As diretrizes clínicas atualmente recomendam fisioterapia, terapia comportamental e mudanças no estilo de vida; no entanto, devido à falta de evidências, elas são frequentemente esquecidas pelos médicos. O estudo de terapia para distúrbios de esvaziamento da bexiga é o primeiro estudo controlado randomizado do mundo a analisar a combinação de treinamento do assoalho pélvico, terapia comportamental e técnicas de controle da bexiga para distúrbios de esvaziamento da bexiga leves, moderados e graves em homens; tudo entregue como uma terapêutica conveniente baseada em aplicativo.
O estudo de 12 semanas analisou 237 homens com mais de 18 anos de toda a Alemanha. Os pacientes foram separados em dois grupos randomizados, com um recebendo cuidados médicos padrão e o outro tendo acesso à terapia baseada no aplicativo Kranus Lutera (Kranus Health, Munique, Alemanha) junto com os cuidados padrão. Ao longo do estudo, os participantes foram solicitados a manter um diário de micção e a preencher questionários que analisavam tanto a gravidade de seus sintomas quanto sua qualidade de vida geral.
Os resultados iniciais revelaram que a terapia baseada no aplicativo levou a melhorias significativas nos sintomas do trato urinário, incluindo hesitação, esforço, vontade frequente de urinar e esvaziamento eficaz da bexiga. No entanto, o estudo comparou apenas dados de pacientes com sintomas devido a uma bexiga hiperativa ou próstata aumentada; outras formas de distúrbio de esvaziamento da bexiga não foram comparadas.

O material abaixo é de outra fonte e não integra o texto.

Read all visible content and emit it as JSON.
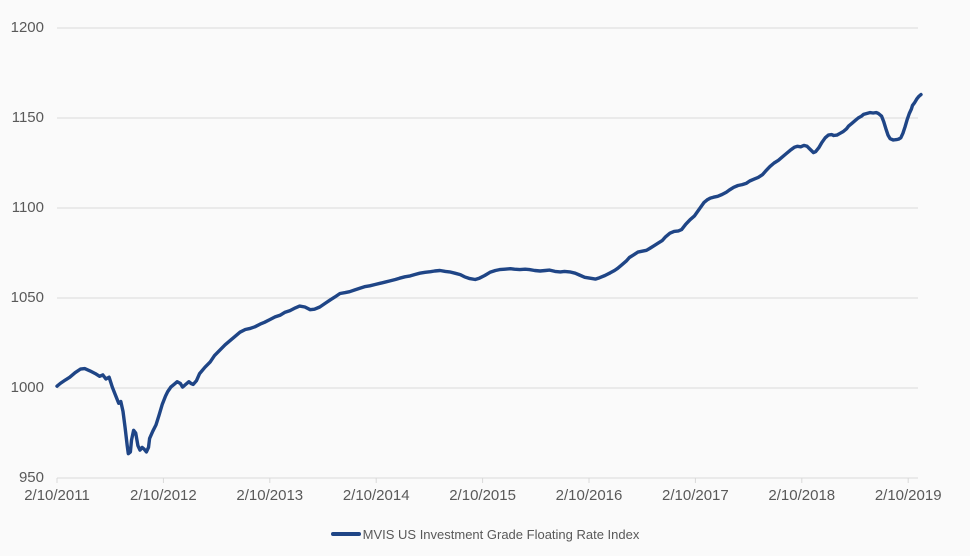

Christian Gratzke, Hospital Universitário de Freiburg, Freiburg im Breisgau, Alemanha, que coliderou o estudo, disse: "Até agora, havia poucos dados disponíveis para apoiar a fisioterapia. Estamos confiantes de que agora temos esses dados, e tornar essa forma de terapia disponível digitalmente pode ser uma virada de jogo para os milhões de homens que lutam diariamente com problemas para esvaziar a bexiga.”